Setelah Idul Adha berlibur minggu lalu, dilakukan quick test terhadap 300 ASN dan reputasi karyawan, dan hasilnya adalah lockdown. -Setelah tes cepat yang diselenggarakan oleh Pengadilan Negeri Surabaya, tujuh ASN yang dipastikan positif COVID-19-Juru bicara Pengadilan Negeri Surabaya Martin Ginting mengatakan bahwa layanan telah ditutup setelah memastikan bahwa tujuh ASN tersebut adalah Covid-19. Baca: Update RSKI Pulau Koliang 8 Agustus: 227 Pasien Covid-19 Masih dalam Perawatan – ‘Kecuali Upaya Hukum dan Persidangan, Masa Penahanan Terdakwa Tidak Dapat Diperpanjang,’ Kinting Sabtu ( 8/8/2020) berkata.- — Hasilnya adalah sembilan karyawan, dan hasil quick test mereka responsif.

Mereka segera melakukan isolasi independen dan tes pengumpulan.

Diantara 9 orang yang lulus tes usap, 5 orang diketahui positif.

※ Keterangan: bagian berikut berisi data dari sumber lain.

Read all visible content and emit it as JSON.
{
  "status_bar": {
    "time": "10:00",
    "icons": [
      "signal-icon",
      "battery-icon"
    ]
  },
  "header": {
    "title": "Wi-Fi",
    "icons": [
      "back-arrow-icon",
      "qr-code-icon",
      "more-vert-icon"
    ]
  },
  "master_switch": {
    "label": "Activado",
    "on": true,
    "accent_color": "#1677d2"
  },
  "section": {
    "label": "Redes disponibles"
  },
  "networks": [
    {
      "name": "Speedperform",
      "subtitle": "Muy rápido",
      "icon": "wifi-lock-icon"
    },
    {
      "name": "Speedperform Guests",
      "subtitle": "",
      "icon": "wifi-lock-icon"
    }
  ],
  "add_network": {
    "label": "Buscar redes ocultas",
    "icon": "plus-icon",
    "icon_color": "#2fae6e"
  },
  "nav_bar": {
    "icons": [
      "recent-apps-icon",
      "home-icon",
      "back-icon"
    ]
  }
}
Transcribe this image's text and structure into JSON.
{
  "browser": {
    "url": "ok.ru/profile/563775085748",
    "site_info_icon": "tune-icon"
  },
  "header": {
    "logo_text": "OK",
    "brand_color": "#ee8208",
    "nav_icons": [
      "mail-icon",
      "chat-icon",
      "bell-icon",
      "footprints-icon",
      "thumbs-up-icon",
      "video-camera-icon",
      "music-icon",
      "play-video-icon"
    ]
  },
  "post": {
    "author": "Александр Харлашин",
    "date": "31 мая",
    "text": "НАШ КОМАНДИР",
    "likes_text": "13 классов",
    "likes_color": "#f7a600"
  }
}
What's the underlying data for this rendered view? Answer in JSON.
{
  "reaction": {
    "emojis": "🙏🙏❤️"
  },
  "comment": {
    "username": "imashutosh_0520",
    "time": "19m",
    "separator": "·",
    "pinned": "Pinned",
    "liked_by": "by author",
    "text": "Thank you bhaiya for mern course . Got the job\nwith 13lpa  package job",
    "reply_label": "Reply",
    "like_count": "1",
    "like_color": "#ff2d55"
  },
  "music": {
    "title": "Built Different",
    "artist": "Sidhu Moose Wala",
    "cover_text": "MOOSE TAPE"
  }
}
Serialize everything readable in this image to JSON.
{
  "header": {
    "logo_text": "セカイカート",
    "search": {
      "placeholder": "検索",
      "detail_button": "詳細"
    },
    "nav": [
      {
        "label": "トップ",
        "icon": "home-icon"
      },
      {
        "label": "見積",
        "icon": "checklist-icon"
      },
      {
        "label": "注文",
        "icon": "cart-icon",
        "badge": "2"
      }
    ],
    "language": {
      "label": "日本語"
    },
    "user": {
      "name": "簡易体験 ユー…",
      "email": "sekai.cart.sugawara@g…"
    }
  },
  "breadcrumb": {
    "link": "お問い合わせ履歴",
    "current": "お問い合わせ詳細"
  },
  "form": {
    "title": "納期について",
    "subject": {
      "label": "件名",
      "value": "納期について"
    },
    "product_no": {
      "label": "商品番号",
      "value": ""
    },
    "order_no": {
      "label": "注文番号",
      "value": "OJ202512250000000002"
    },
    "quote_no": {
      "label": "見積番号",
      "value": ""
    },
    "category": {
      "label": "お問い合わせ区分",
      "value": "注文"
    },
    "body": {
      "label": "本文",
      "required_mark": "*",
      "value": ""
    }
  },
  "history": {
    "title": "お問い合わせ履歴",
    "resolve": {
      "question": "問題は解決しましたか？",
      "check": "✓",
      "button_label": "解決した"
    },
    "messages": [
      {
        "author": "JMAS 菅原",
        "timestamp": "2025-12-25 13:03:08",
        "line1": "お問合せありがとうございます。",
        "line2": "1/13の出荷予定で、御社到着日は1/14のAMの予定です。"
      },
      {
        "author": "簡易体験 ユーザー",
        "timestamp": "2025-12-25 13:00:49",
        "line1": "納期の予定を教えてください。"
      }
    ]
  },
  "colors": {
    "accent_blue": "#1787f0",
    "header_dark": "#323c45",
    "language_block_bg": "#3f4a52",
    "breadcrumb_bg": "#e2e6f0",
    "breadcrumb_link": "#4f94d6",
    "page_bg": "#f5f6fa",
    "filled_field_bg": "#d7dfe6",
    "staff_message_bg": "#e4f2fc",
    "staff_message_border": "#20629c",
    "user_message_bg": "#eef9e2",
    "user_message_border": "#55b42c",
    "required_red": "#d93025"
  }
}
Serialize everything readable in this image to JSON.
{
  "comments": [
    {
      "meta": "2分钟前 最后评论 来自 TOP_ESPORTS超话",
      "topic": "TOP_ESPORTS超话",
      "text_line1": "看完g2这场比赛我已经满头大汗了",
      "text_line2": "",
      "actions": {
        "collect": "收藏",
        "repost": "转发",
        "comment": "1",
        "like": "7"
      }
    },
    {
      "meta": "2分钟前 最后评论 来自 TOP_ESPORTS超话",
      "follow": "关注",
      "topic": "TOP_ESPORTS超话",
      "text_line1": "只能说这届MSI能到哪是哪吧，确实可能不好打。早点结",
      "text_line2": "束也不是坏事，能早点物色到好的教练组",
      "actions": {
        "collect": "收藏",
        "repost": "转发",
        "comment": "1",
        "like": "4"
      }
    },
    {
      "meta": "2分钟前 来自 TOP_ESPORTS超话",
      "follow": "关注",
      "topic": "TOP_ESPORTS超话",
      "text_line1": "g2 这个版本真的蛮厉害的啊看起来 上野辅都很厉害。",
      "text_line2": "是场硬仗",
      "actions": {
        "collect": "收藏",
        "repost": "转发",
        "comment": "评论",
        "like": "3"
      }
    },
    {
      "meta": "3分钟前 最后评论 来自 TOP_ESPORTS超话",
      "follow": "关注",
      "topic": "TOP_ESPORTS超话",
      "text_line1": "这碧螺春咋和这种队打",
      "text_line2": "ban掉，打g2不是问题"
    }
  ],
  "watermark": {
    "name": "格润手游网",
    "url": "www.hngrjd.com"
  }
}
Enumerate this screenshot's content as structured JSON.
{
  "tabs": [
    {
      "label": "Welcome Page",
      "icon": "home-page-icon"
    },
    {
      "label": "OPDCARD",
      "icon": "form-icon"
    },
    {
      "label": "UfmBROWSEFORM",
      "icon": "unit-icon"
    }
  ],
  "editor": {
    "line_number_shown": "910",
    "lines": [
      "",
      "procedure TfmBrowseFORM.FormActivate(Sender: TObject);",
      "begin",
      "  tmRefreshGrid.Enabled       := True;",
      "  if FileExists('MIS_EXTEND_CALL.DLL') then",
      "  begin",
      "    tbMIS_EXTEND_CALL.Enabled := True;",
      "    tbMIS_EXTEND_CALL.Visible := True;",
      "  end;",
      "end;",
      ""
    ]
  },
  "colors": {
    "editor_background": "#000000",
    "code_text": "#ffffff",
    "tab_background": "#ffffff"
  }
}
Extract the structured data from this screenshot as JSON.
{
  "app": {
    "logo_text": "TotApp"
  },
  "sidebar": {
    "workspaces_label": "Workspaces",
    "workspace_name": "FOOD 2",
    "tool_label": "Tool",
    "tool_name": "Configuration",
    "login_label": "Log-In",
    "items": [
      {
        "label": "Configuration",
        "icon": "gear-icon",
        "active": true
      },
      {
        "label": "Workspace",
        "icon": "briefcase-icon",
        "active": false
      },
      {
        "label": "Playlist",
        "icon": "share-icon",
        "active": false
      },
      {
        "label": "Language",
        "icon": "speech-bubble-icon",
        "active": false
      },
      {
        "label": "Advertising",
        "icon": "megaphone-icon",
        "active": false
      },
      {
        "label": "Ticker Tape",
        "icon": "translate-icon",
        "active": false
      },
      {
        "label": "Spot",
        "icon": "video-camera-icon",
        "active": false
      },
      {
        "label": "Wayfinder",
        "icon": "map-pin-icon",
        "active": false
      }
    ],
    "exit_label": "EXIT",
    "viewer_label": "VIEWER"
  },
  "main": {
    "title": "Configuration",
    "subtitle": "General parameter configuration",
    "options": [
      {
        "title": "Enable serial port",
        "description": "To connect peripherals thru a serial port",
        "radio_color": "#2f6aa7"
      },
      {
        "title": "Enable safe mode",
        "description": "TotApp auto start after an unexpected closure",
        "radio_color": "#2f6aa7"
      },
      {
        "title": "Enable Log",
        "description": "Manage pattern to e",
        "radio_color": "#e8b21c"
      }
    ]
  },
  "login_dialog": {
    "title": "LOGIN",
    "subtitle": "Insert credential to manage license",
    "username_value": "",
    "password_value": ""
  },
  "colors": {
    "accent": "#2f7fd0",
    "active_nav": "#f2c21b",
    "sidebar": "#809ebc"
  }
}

Baca: Sarjuki Yakin Pandemi Covid-19 Jangan Ganggu Takdir dengan Jual Bendera- “Kemarin sekitar pukul 19.00 WIB, 5 orang dinyatakan positif virus Covid 19, dan hasilnya,” lanjutnya. -Selain hakim yang saat ini menjalani perawatan di wilayah tempat tinggalnya di Jawa Barat, sebanyak 7 ASN PN Surabaya dipastikan positif COVID-19. Di Surabaya, otoritas Pengadilan Negeri Surabaya telah memutuskan untuk menghentikan layanan.

Penundaan layanan akan berlaku mulai 10 hingga 23 Agustus 2020, dari Senin depan hingga dua minggu ke depan. Ia mengatakan: “Pelayanan akan kembali normal pada 24 Agustus 2020. Setelah informasi ini tersebar, masyarakat yang menggunakan Pengadilan Negeri Surabaya, pihak yang bersengketa atau keluarga korban, serta pengacara dan jaksa dapat memahami dan memahami semua.” (Syamsul) Arifin)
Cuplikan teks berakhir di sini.